Meh

Things went rather awry last night. I was suddenly exhausted and went for an early bath. The phone rang and I hurried out of the bath to answer it. I missed it. Dialing back, it was the RNIB, no doubt wanting to sell me raffle tickets. I put the phone back down. I give them money every month anyway, I don’t mind buying a few raffle tickets but even 8.30 in the evening is a bit late for a charity call.

I went to bed and slept, briefly, then was awake when Indigo phoned. Lovely, kind Indigo Roth, one of my dearest blog friends. He’s visiting tomorrow, kind as he is. He took the photos for the catalogue for me and they were all perfect. I slept and woke fitfully all night, with a headache that lingered all day. I think it’s the cumulative effect of not having enough sleep and far too much stress and grief for weeks on end. I’ve napped again today several times and the headache is still here, though I’ve had two doses of paracetamol, something I rarely touch. I hope I’ll be over it by tomorrow, I have too much to do and need to be able to concentrate. It’s not that I want to, but I must. Lots of paperwork, plus personal letters and emails that I have to reply to. Overwhelming.

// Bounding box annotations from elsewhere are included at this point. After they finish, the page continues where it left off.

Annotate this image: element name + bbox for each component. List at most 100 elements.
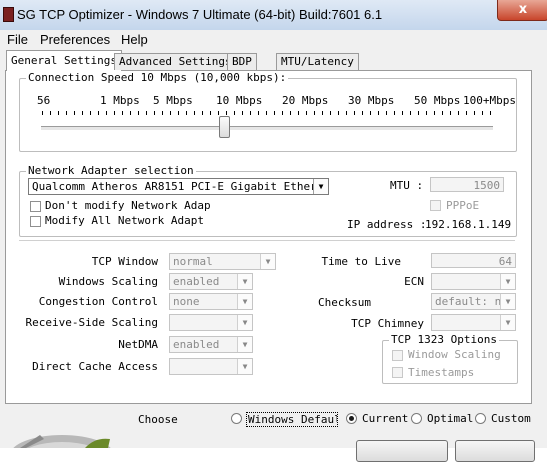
radio-custom[interactable] <box>475 413 486 424</box>
receive-side-scaling-select[interactable]: ▼ <box>169 314 253 331</box>
slider-tick <box>82 111 83 115</box>
radio-custom-label: Custom <box>491 412 531 425</box>
window-scaling-checkbox[interactable] <box>392 350 403 361</box>
tab-advanced-settings[interactable]: Advanced Settings <box>114 53 237 70</box>
slider-tick <box>434 111 435 115</box>
exit-button[interactable] <box>455 440 535 462</box>
receive-side-scaling-label: Receive-Side Scaling <box>25 316 158 329</box>
tick-label-30mbps: 30 Mbps <box>348 94 395 107</box>
netdma-label: NetDMA <box>118 338 158 351</box>
network-adapter-legend: Network Adapter selection <box>26 164 196 177</box>
ecn-select[interactable]: ▼ <box>431 273 516 290</box>
adapter-select[interactable]: Qualcomm Atheros AR8151 PCI-E Gigabit Et… <box>28 178 329 195</box>
slider-tick <box>226 111 227 115</box>
slider-tick <box>402 111 403 115</box>
speedguide-logo <box>0 425 140 448</box>
slider-tick <box>338 111 339 115</box>
slider-tick <box>58 111 59 115</box>
slider-tick <box>250 111 251 115</box>
menu-file[interactable]: File <box>7 32 28 47</box>
slider-tick <box>138 111 139 115</box>
slider-tick <box>482 111 483 115</box>
tab-mtu-latency[interactable]: MTU/Latency <box>276 53 359 70</box>
speed-slider-thumb[interactable] <box>219 116 230 138</box>
slider-tick <box>274 111 275 115</box>
tick-label-5mbps: 5 Mbps <box>153 94 193 107</box>
tick-label-100mbps: 100+Mbps <box>463 94 516 107</box>
slider-tick <box>322 111 323 115</box>
tcp-window-select[interactable]: normal ▼ <box>169 253 276 270</box>
time-to-live-label: Time to Live <box>321 255 401 268</box>
tcp-chimney-select[interactable]: ▼ <box>431 314 516 331</box>
slider-tick <box>186 111 187 115</box>
mtu-field[interactable]: 1500 <box>430 177 504 192</box>
slider-tick <box>114 111 115 115</box>
time-to-live-field[interactable]: 64 <box>431 253 516 268</box>
slider-tick <box>282 111 283 115</box>
slider-tick <box>474 111 475 115</box>
slider-tick <box>234 111 235 115</box>
netdma-select[interactable]: enabled ▼ <box>169 336 253 353</box>
close-button[interactable]: x <box>497 0 547 21</box>
slider-tick <box>450 111 451 115</box>
slider-tick <box>370 111 371 115</box>
slider-tick <box>170 111 171 115</box>
slider-tick <box>162 111 163 115</box>
choose-label: Choose <box>138 413 178 426</box>
slider-tick <box>146 111 147 115</box>
modify-all-checkbox[interactable] <box>30 216 41 227</box>
checksum-value: default: n/ <box>435 295 508 308</box>
radio-windows-default-label: Windows Default <box>246 412 338 427</box>
adapter-select-value: Qualcomm Atheros AR8151 PCI-E Gigabit Et… <box>32 180 329 193</box>
checksum-select[interactable]: default: n/▼ <box>431 293 516 310</box>
tab-bdp[interactable]: BDP <box>227 53 257 70</box>
chevron-down-icon: ▼ <box>500 294 515 309</box>
slider-tick <box>130 111 131 115</box>
slider-tick <box>314 111 315 115</box>
congestion-control-label: Congestion Control <box>38 295 158 308</box>
congestion-control-value: none <box>173 295 200 308</box>
slider-tick <box>242 111 243 115</box>
chevron-down-icon: ▼ <box>237 337 252 352</box>
divider <box>19 240 515 241</box>
tick-label-56: 56 <box>37 94 51 107</box>
ip-address-value: 192.168.1.149 <box>425 218 512 231</box>
connection-speed-group <box>19 78 517 152</box>
slider-tick <box>466 111 467 115</box>
chevron-down-icon: ▼ <box>500 315 515 330</box>
tcp-chimney-label: TCP Chimney <box>351 317 424 330</box>
timestamps-checkbox[interactable] <box>392 367 403 378</box>
tcp-window-label: TCP Window <box>91 255 158 268</box>
radio-optimal[interactable] <box>411 413 422 424</box>
chevron-down-icon: ▼ <box>237 315 252 330</box>
menu-preferences[interactable]: Preferences <box>40 32 110 47</box>
apply-changes-button[interactable] <box>356 440 448 462</box>
dont-modify-label: Don't modify Network Adap <box>45 199 211 212</box>
slider-tick <box>42 111 43 115</box>
pppoe-checkbox[interactable] <box>430 200 441 211</box>
slider-tick <box>418 111 419 115</box>
slider-tick <box>50 111 51 115</box>
netdma-value: enabled <box>173 338 220 351</box>
app-icon <box>3 7 14 22</box>
slider-tick <box>362 111 363 115</box>
chevron-down-icon: ▼ <box>237 274 252 289</box>
slider-tick <box>66 111 67 115</box>
pppoe-label: PPPoE <box>446 199 480 212</box>
dont-modify-checkbox[interactable] <box>30 201 41 212</box>
menu-help[interactable]: Help <box>121 32 148 47</box>
slider-tick <box>266 111 267 115</box>
slider-tick <box>90 111 91 115</box>
tab-general-settings[interactable]: General Settings <box>6 50 122 71</box>
congestion-control-select[interactable]: none ▼ <box>169 293 253 310</box>
windows-scaling-select[interactable]: enabled ▼ <box>169 273 253 290</box>
direct-cache-access-select[interactable]: ▼ <box>169 358 253 375</box>
ip-address-label: IP address : <box>347 218 427 231</box>
slider-tick <box>218 111 219 115</box>
speed-slider-track[interactable] <box>41 126 493 131</box>
radio-current[interactable] <box>346 413 357 424</box>
slider-tick <box>194 111 195 115</box>
radio-windows-default[interactable] <box>231 413 242 424</box>
slider-tick <box>202 111 203 115</box>
tick-label-50mbps: 50 Mbps <box>414 94 461 107</box>
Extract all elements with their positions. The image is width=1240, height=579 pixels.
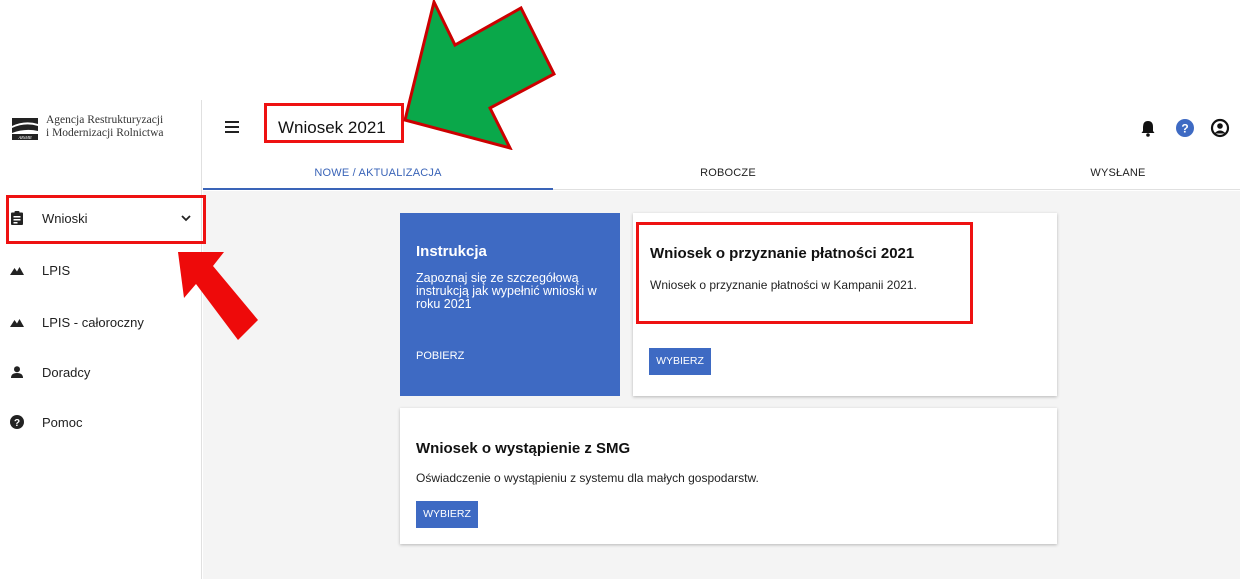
sidebar-item-pomoc[interactable]: ? Pomoc xyxy=(0,402,202,442)
sidebar-item-label: Wnioski xyxy=(42,210,88,226)
tab-wyslane[interactable]: WYSŁANE xyxy=(943,160,1240,190)
green-arrow-annotation xyxy=(403,0,556,150)
tab-robocze[interactable]: ROBOCZE xyxy=(553,160,903,190)
landscape-icon xyxy=(10,263,24,277)
person-icon xyxy=(10,365,24,379)
smg-card-title: Wniosek o wystąpienie z SMG xyxy=(416,440,631,457)
smg-card-description: Oświadczenie o wystąpieniu z systemu dla… xyxy=(416,471,759,485)
logo-line-1: Agencja Restrukturyzacji xyxy=(46,114,164,126)
sidebar-item-label: Pomoc xyxy=(42,414,83,430)
instruction-card: Instrukcja Zapoznaj się ze szczegółową i… xyxy=(400,213,620,396)
tab-bar: NOWE / AKTUALIZACJA ROBOCZE WYSŁANE xyxy=(203,160,1240,190)
svg-text:ARiMR: ARiMR xyxy=(17,135,31,140)
svg-text:?: ? xyxy=(1181,122,1188,136)
sidebar-item-label: LPIS xyxy=(42,262,71,278)
help-icon: ? xyxy=(10,415,24,429)
sidebar-item-label: LPIS - całoroczny xyxy=(42,314,144,330)
logo-line-2: i Modernizacji Rolnictwa xyxy=(46,127,164,139)
payment-card-title: Wniosek o przyznanie płatności 2021 xyxy=(650,245,915,262)
svg-text:?: ? xyxy=(14,418,20,429)
clipboard-icon xyxy=(10,211,24,225)
sidebar-item-lpis[interactable]: LPIS xyxy=(0,250,202,290)
instruction-text: Zapoznaj się ze szczegółową instrukcją j… xyxy=(416,271,597,311)
hamburger-menu-icon[interactable] xyxy=(223,121,241,135)
payment-application-card: Wniosek o przyznanie płatności 2021 Wnio… xyxy=(633,213,1057,396)
arimr-logo: ARiMR Agencja Restrukturyzacji i Moderni… xyxy=(12,114,192,148)
download-link[interactable]: POBIERZ xyxy=(416,350,464,362)
landscape-icon xyxy=(10,315,24,329)
bell-icon[interactable] xyxy=(1138,118,1158,138)
arimr-logo-mark: ARiMR xyxy=(12,114,38,142)
page-title: Wniosek 2021 xyxy=(278,118,386,137)
account-icon[interactable] xyxy=(1210,118,1230,138)
sidebar-item-label: Doradcy xyxy=(42,364,91,380)
tab-nowe-aktualizacja[interactable]: NOWE / AKTUALIZACJA xyxy=(203,160,553,190)
help-icon[interactable]: ? xyxy=(1175,118,1195,138)
instruction-title: Instrukcja xyxy=(416,243,487,260)
sidebar: ARiMR Agencja Restrukturyzacji i Moderni… xyxy=(0,100,202,579)
header-actions: ? xyxy=(1120,118,1240,140)
sidebar-item-wnioski[interactable]: Wnioski xyxy=(0,198,202,238)
select-payment-button[interactable]: WYBIERZ xyxy=(649,348,711,375)
sidebar-item-lpis-caloroczny[interactable]: LPIS - całoroczny xyxy=(0,302,202,342)
payment-card-description: Wniosek o przyznanie płatności w Kampani… xyxy=(650,278,917,292)
select-smg-button[interactable]: WYBIERZ xyxy=(416,501,478,528)
sidebar-item-doradcy[interactable]: Doradcy xyxy=(0,352,202,392)
smg-withdrawal-card: Wniosek o wystąpienie z SMG Oświadczenie… xyxy=(400,408,1057,544)
chevron-down-icon[interactable] xyxy=(180,211,194,225)
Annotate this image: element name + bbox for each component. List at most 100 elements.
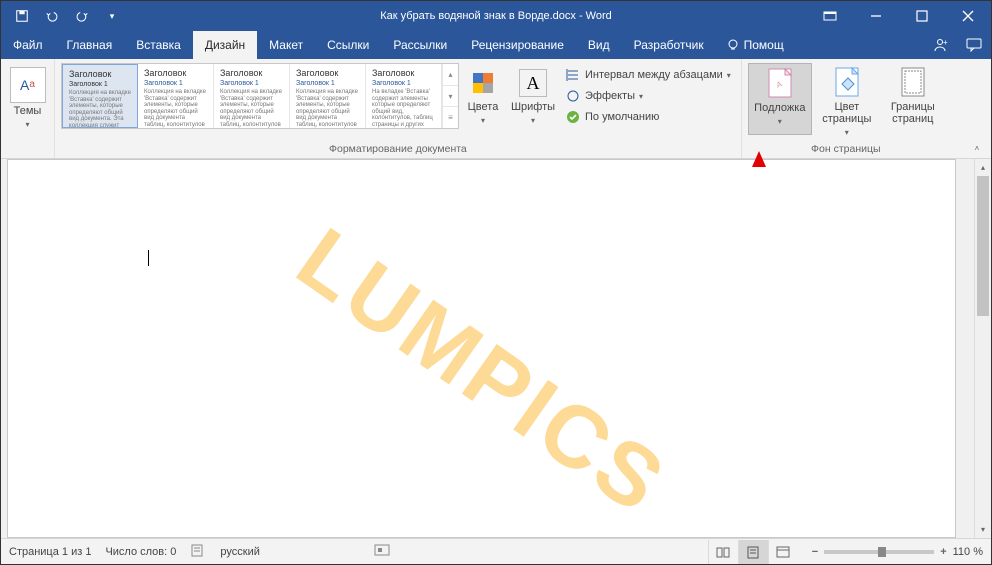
- proofing-button[interactable]: [190, 542, 206, 561]
- tab-design[interactable]: Дизайн: [193, 31, 257, 59]
- macro-indicator[interactable]: [374, 543, 390, 560]
- paragraph-spacing-button[interactable]: Интервал между абзацами▾: [561, 65, 735, 85]
- gallery-down[interactable]: ▾: [443, 85, 458, 107]
- page-borders-label: Границы страниц: [882, 101, 944, 125]
- tab-view[interactable]: Вид: [576, 31, 622, 59]
- print-layout-icon: [745, 545, 761, 559]
- page-borders-button[interactable]: Границы страниц: [882, 63, 944, 135]
- page-color-label: Цвет страницы: [814, 101, 880, 125]
- document-page[interactable]: LUMPICS: [7, 159, 956, 538]
- page-borders-icon: [897, 67, 929, 99]
- tab-insert[interactable]: Вставка: [124, 31, 193, 59]
- tab-review[interactable]: Рецензирование: [459, 31, 576, 59]
- colors-icon: [467, 67, 499, 99]
- tab-developer[interactable]: Разработчик: [622, 31, 716, 59]
- qat-customize-button[interactable]: ▾: [99, 2, 125, 30]
- tab-file[interactable]: Файл: [1, 31, 55, 59]
- page-indicator[interactable]: Страница 1 из 1: [9, 546, 91, 558]
- save-icon: [15, 9, 29, 23]
- gallery-more[interactable]: ≡: [443, 106, 458, 128]
- formatting-group-label: Форматирование документа: [61, 141, 735, 158]
- ribbon-display-button[interactable]: [807, 1, 853, 31]
- formatting-group: ЗаголовокЗаголовок 1Коллекция на вкладке…: [55, 59, 742, 158]
- collapse-ribbon-button[interactable]: ˄: [969, 140, 985, 156]
- undo-button[interactable]: [39, 2, 65, 30]
- share-button[interactable]: +: [923, 31, 957, 59]
- para-spacing-icon: [565, 67, 581, 83]
- vertical-scrollbar[interactable]: ▴ ▾: [974, 159, 991, 538]
- fonts-label: Шрифты: [511, 101, 555, 113]
- themes-button[interactable]: Aa Темы ▾: [7, 63, 48, 135]
- colors-label: Цвета: [468, 101, 499, 113]
- fonts-icon: A: [517, 67, 549, 99]
- comment-icon: [966, 38, 982, 52]
- style-item-4[interactable]: ЗаголовокЗаголовок 1Коллекция на вкладке…: [290, 64, 366, 128]
- close-icon: [962, 10, 974, 22]
- style-item-5[interactable]: ЗаголовокЗаголовок 1На вкладке 'Вставка'…: [366, 64, 442, 128]
- read-icon: [715, 545, 731, 559]
- watermark-label: Подложка: [754, 102, 805, 114]
- scroll-track[interactable]: [975, 176, 991, 521]
- check-icon: [565, 109, 581, 125]
- page-background-group: A Подложка▾ Цвет страницы▾ Границы стран…: [742, 59, 950, 158]
- status-bar: Страница 1 из 1 Число слов: 0 русский − …: [1, 538, 991, 564]
- gallery-up[interactable]: ▴: [443, 64, 458, 85]
- save-button[interactable]: [9, 2, 35, 30]
- watermark-button[interactable]: A Подложка▾: [748, 63, 812, 135]
- zoom-out-button[interactable]: −: [812, 546, 818, 558]
- style-item-3[interactable]: ЗаголовокЗаголовок 1Коллекция на вкладке…: [214, 64, 290, 128]
- minimize-icon: [870, 10, 882, 22]
- print-layout-button[interactable]: [738, 540, 768, 564]
- maximize-button[interactable]: [899, 1, 945, 31]
- ribbon-tabs: Файл Главная Вставка Дизайн Макет Ссылки…: [1, 31, 991, 59]
- tab-home[interactable]: Главная: [55, 31, 125, 59]
- scroll-down-button[interactable]: ▾: [975, 521, 991, 538]
- watermark-icon: A: [764, 68, 796, 100]
- page-color-icon: [831, 67, 863, 99]
- web-icon: [775, 545, 791, 559]
- language-indicator[interactable]: русский: [220, 546, 259, 558]
- style-item-1[interactable]: ЗаголовокЗаголовок 1Коллекция на вкладке…: [62, 64, 138, 128]
- share-icon: +: [932, 37, 948, 53]
- proofing-icon: [190, 542, 206, 558]
- tab-layout[interactable]: Макет: [257, 31, 315, 59]
- web-layout-button[interactable]: [768, 540, 798, 564]
- zoom-in-button[interactable]: +: [940, 546, 946, 558]
- text-cursor: [148, 250, 149, 266]
- scroll-up-button[interactable]: ▴: [975, 159, 991, 176]
- page-bg-group-label: Фон страницы: [748, 141, 944, 158]
- title-bar: ▾ Как убрать водяной знак в Ворде.docx -…: [1, 1, 991, 31]
- tab-references[interactable]: Ссылки: [315, 31, 381, 59]
- effects-button[interactable]: Эффекты▾: [561, 86, 735, 106]
- themes-label: Темы: [14, 105, 42, 117]
- default-label: По умолчанию: [585, 111, 659, 123]
- zoom-slider[interactable]: [824, 550, 934, 554]
- zoom-handle[interactable]: [878, 547, 886, 557]
- colors-button[interactable]: Цвета▾: [461, 63, 505, 135]
- account-button[interactable]: [957, 31, 991, 59]
- style-item-2[interactable]: ЗаголовокЗаголовок 1Коллекция на вкладке…: [138, 64, 214, 128]
- fonts-button[interactable]: A Шрифты▾: [507, 63, 559, 135]
- effects-icon: [565, 88, 581, 104]
- para-spacing-label: Интервал между абзацами: [585, 69, 723, 81]
- effects-label: Эффекты: [585, 90, 635, 102]
- set-default-button[interactable]: По умолчанию: [561, 107, 735, 127]
- style-gallery[interactable]: ЗаголовокЗаголовок 1Коллекция на вкладке…: [61, 63, 459, 129]
- tell-me-label: Помощ: [744, 38, 784, 52]
- read-mode-button[interactable]: [708, 540, 738, 564]
- ribbon-options-icon: [823, 9, 837, 23]
- themes-group: Aa Темы ▾: [1, 59, 55, 158]
- zoom-level[interactable]: 110 %: [953, 546, 983, 558]
- word-count[interactable]: Число слов: 0: [105, 546, 176, 558]
- close-button[interactable]: [945, 1, 991, 31]
- scroll-thumb[interactable]: [977, 176, 989, 316]
- lightbulb-icon: [726, 38, 740, 52]
- themes-icon: Aa: [10, 67, 46, 103]
- redo-button[interactable]: [69, 2, 95, 30]
- minimize-button[interactable]: [853, 1, 899, 31]
- tab-mailings[interactable]: Рассылки: [381, 31, 459, 59]
- watermark-text: LUMPICS: [279, 208, 685, 535]
- page-color-button[interactable]: Цвет страницы▾: [814, 63, 880, 135]
- tell-me[interactable]: Помощ: [716, 31, 794, 59]
- redo-icon: [75, 9, 89, 23]
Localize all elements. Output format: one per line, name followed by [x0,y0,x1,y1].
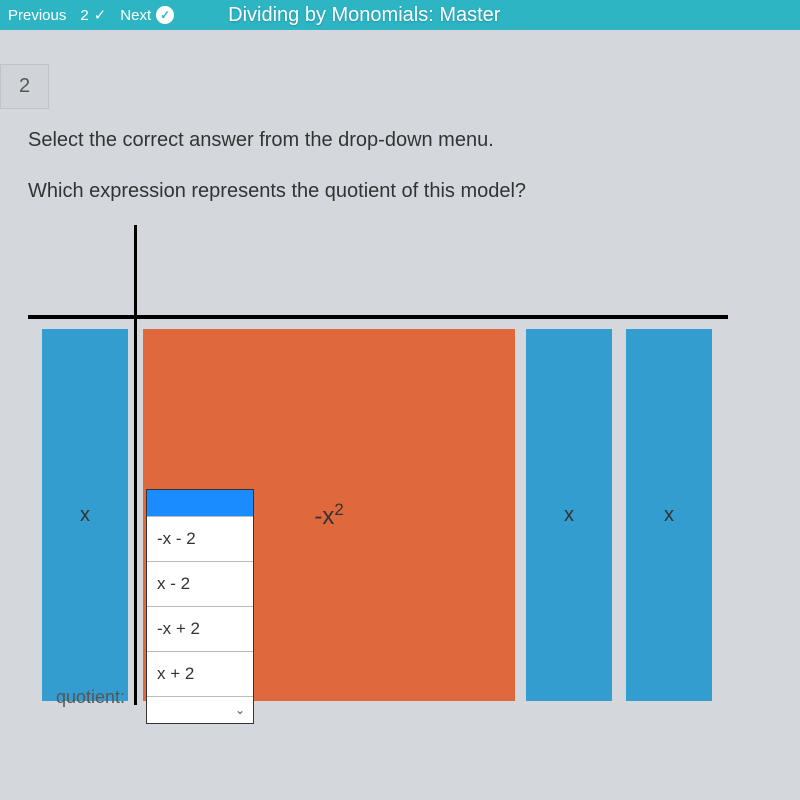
next-button[interactable]: Next ✓ [120,6,174,24]
tile-left-x: x [42,329,128,701]
dropdown-footer[interactable]: ⌄ [147,696,253,723]
dropdown-selected-highlight[interactable] [147,490,253,516]
next-label: Next [120,7,151,24]
question-number-tag: 2 [0,64,49,109]
dropdown-option[interactable]: x - 2 [147,561,253,606]
dropdown-option[interactable]: -x + 2 [147,606,253,651]
top-nav-bar: Previous 2 ✓ Next ✓ Dividing by Monomial… [0,0,800,30]
tile-label: x [80,504,90,527]
tile-right-x-1: x [526,329,612,701]
previous-label: Previous [8,7,66,24]
question-text: Which expression represents the quotient… [28,180,772,203]
tile-label: -x2 [314,500,343,531]
page-number: 2 [80,7,88,24]
horizontal-axis [28,315,728,319]
chevron-down-icon: ⌄ [235,703,245,717]
tile-right-x-2: x [626,329,712,701]
checkmark-icon: ✓ [94,6,107,24]
dropdown-option[interactable]: -x - 2 [147,516,253,561]
quotient-label: quotient: [56,687,125,708]
page-selector[interactable]: 2 ✓ [80,6,106,24]
tile-label: x [564,504,574,527]
answer-dropdown[interactable]: -x - 2 x - 2 -x + 2 x + 2 ⌄ [146,489,254,724]
content-area: Select the correct answer from the drop-… [0,109,800,725]
algebra-tile-model: x -x2 x x -x - 2 x - 2 -x + 2 x + 2 ⌄ qu… [28,225,728,705]
tile-label: x [664,504,674,527]
check-circle-icon: ✓ [156,6,174,24]
vertical-axis [134,225,137,705]
dropdown-option[interactable]: x + 2 [147,651,253,696]
previous-button[interactable]: Previous [8,7,66,24]
lesson-title: Dividing by Monomials: Master [228,4,500,27]
instruction-text: Select the correct answer from the drop-… [28,129,772,152]
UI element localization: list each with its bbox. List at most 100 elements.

I must find something good to say. Um. The sun shone, it was a lovely day. I made a brown sourdough loaf and it’s good, I won’t go back to the white ones regularly as I like the multi-grain seeded loaves. Using yeast is quicker but this one tastes lovely. I added the seeds earlier, as I was putting in the last of the water, so that they mixed fully. I’m cautiously putting in more white flour than usual, but I’ll up the amount of wholewheat and rye flours until I get the right balance.